5. Jurisdictional Carve-Outs
The platform is geo-blocked at the edge (IP-country detection) for the jurisdictions listed below. The list reflects the current state of our legal review and may be expanded as regulatory clarity emerges in additional markets. Currently restricted:
- Mainland China (CN) — gaming licensing framework + capital controls
- South Korea (KR) — Game Industry Promotion Act restrictions on real-money skill gaming
- Saudi Arabia (SA), United Arab Emirates (AE), Qatar (QA), Kuwait (KW), Bahrain (BH), Oman (OM) — local statutes that treat any prize-bearing competition involving consideration as restricted regardless of skill content
- Iran (IR), Iraq (IQ) — sanctions / sectoral restrictions and unfavourable regulatory environment
Players with an IP address that resolves to any of the above are redirected to a static /blocked page and cannot access the platform. Circumventing the block via VPN or other means is a violation of the Terms of Service (§16) and grounds for account termination plus forfeiture of all in-platform balances. In every other jurisdiction, the platform is offered subject to the user's own confirmation that local participation is lawful.
6. Comparison Cases
The platform's position aligns with the following lines of authority and industry practice:
- Duplicate bridge — recognised as a skill game in essentially all common-law jurisdictions; the random deal is identical across tables, so chance does not differentiate competitors.
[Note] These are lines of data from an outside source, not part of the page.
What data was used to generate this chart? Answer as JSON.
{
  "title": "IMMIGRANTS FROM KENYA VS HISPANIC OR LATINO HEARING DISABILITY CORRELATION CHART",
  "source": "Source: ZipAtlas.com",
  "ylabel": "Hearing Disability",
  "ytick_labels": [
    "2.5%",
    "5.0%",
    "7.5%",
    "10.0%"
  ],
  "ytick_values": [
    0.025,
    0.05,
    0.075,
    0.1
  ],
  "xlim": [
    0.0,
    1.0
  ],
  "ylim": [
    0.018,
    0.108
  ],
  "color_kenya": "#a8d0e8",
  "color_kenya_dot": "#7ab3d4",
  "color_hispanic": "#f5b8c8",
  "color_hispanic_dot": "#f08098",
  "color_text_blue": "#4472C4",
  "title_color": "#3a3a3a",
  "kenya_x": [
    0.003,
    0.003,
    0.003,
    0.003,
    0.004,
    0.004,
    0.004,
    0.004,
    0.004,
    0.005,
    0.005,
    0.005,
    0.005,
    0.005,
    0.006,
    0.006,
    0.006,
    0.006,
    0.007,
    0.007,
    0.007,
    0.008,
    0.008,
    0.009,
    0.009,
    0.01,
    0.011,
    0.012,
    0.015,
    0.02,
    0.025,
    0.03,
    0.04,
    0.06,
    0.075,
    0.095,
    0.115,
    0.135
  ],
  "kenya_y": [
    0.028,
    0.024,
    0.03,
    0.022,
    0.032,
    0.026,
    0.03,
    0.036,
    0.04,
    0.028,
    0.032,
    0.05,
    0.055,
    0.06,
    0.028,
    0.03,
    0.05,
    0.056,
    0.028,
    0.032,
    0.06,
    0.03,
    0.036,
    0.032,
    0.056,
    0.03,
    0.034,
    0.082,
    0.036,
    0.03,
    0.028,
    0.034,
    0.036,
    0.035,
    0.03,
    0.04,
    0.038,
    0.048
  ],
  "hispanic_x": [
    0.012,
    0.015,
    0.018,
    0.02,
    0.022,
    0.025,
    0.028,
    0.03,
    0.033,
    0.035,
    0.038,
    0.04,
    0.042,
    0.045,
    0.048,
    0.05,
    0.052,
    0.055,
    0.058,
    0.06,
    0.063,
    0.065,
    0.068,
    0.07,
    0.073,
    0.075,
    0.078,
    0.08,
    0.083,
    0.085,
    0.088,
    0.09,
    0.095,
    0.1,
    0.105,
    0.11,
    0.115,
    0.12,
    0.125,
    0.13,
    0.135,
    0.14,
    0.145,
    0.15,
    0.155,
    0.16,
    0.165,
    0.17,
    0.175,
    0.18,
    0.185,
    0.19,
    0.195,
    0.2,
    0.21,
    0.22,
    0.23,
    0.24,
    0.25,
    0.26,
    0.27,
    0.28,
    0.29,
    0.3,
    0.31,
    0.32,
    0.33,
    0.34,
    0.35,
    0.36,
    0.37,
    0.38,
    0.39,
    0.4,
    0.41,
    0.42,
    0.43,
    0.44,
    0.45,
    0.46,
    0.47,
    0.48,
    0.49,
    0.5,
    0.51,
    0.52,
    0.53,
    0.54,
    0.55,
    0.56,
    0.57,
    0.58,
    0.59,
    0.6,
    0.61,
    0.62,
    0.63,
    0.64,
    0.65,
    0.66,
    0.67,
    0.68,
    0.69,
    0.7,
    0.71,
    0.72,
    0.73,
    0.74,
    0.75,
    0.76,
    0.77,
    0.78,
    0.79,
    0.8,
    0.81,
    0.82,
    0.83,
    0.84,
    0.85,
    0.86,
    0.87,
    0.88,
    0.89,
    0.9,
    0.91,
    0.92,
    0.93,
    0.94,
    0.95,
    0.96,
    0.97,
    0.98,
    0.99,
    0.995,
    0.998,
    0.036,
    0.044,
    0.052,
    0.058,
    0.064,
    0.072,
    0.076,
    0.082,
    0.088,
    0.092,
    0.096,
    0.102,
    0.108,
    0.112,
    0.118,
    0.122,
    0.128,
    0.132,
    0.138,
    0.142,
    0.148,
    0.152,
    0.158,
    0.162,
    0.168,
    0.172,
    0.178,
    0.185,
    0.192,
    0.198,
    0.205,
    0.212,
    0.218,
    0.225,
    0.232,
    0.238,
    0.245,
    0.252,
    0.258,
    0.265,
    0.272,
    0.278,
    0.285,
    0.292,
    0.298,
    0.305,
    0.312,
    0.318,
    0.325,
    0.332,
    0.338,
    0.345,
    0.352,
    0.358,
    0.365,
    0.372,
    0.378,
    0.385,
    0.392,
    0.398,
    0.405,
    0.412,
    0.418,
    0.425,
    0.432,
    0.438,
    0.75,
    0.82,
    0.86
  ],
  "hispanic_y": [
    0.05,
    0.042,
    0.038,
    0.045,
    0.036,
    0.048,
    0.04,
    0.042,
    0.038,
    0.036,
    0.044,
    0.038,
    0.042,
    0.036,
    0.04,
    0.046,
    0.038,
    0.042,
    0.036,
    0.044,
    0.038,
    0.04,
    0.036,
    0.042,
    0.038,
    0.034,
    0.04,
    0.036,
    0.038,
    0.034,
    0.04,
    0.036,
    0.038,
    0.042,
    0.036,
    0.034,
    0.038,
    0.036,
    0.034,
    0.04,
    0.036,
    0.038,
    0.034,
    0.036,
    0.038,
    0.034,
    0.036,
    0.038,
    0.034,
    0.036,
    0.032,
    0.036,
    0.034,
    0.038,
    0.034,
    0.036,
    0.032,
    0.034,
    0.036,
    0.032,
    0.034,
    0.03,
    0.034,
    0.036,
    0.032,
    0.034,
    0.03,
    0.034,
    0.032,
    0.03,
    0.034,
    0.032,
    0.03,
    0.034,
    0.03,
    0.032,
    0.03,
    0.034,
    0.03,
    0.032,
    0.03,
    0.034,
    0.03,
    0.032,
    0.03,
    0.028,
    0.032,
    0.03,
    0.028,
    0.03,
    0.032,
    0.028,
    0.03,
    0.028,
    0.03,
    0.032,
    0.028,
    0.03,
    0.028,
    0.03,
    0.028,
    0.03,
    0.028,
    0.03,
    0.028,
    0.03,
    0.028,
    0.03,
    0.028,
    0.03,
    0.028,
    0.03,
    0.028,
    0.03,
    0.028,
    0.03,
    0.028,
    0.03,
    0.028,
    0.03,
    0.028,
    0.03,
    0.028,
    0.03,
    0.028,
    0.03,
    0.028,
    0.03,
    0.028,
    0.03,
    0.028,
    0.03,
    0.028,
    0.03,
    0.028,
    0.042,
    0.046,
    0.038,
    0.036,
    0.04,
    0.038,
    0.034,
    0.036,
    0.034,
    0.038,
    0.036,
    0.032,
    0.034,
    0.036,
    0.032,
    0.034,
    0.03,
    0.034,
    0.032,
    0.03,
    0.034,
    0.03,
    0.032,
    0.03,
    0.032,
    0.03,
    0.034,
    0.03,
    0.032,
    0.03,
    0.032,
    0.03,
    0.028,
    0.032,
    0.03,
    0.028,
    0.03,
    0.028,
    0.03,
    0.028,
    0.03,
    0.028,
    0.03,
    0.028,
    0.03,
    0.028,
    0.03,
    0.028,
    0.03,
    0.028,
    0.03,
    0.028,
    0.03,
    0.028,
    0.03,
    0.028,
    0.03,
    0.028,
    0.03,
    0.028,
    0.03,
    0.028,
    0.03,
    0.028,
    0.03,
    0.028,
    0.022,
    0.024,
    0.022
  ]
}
- Daily fantasy sports (DFS) — recognised as skill-based by majority of US states (Humphrey v. Viacom and successor cases) on the predominant-purpose test; the random element (athlete performance variance) is equalised across the player pool.
- Tournament poker — recognised as skill-based for federal purposes (United States v. DiCristina, 2012, E.D.N.Y., reversed on appeal but illustrative of the predominance analysis); duplicate-deal poker formats are accepted skill games in most jurisdictions.
- eSports tournaments — universally accepted as skill-based competitions.
- Reaction-time skill platforms — Skillz Inc. and analogous operators have built large skill-based gaming businesses on a structurally similar "skill-determines-rank" foundation.
7. Skill Predominance — Empirical Verification
The platform commits to publishing periodic statistics demonstrating skill predominance, including: per-mode win-rate distribution by player skill decile, correlation of cumulative play time with win rate, and top-1% vs bottom-1% comparative win rates. Initial statistics will be published once a statistically meaningful population of players has competed across multiple seasons.
(Pending — to be backfilled at season 2 boundary.)
8. Responsible Play
The platform implements several responsible-play measures:
- Age gating to 18+ at registration.
- Hearts (free-entry currency) regenerate on a fixed cadence regardless of play activity.
- BC purchases are capped per transaction and per period.
- No in-game mechanics push the player to recover losses via increased spending.
- Account self-exclusion is available upon user request.
9. Contact
Counsel reviewing this position or partner KYC packets requiring further detail may contact us through the contact page.
⚠️ Legal-review notice
This statement is the platform's public position. It is not legal advice. Final classification in any target jurisdiction must be confirmed in writing by qualified counsel admitted in that jurisdiction. Partners (advertising, banking, settlement) considering an engagement may request the latest counsel-reviewed version.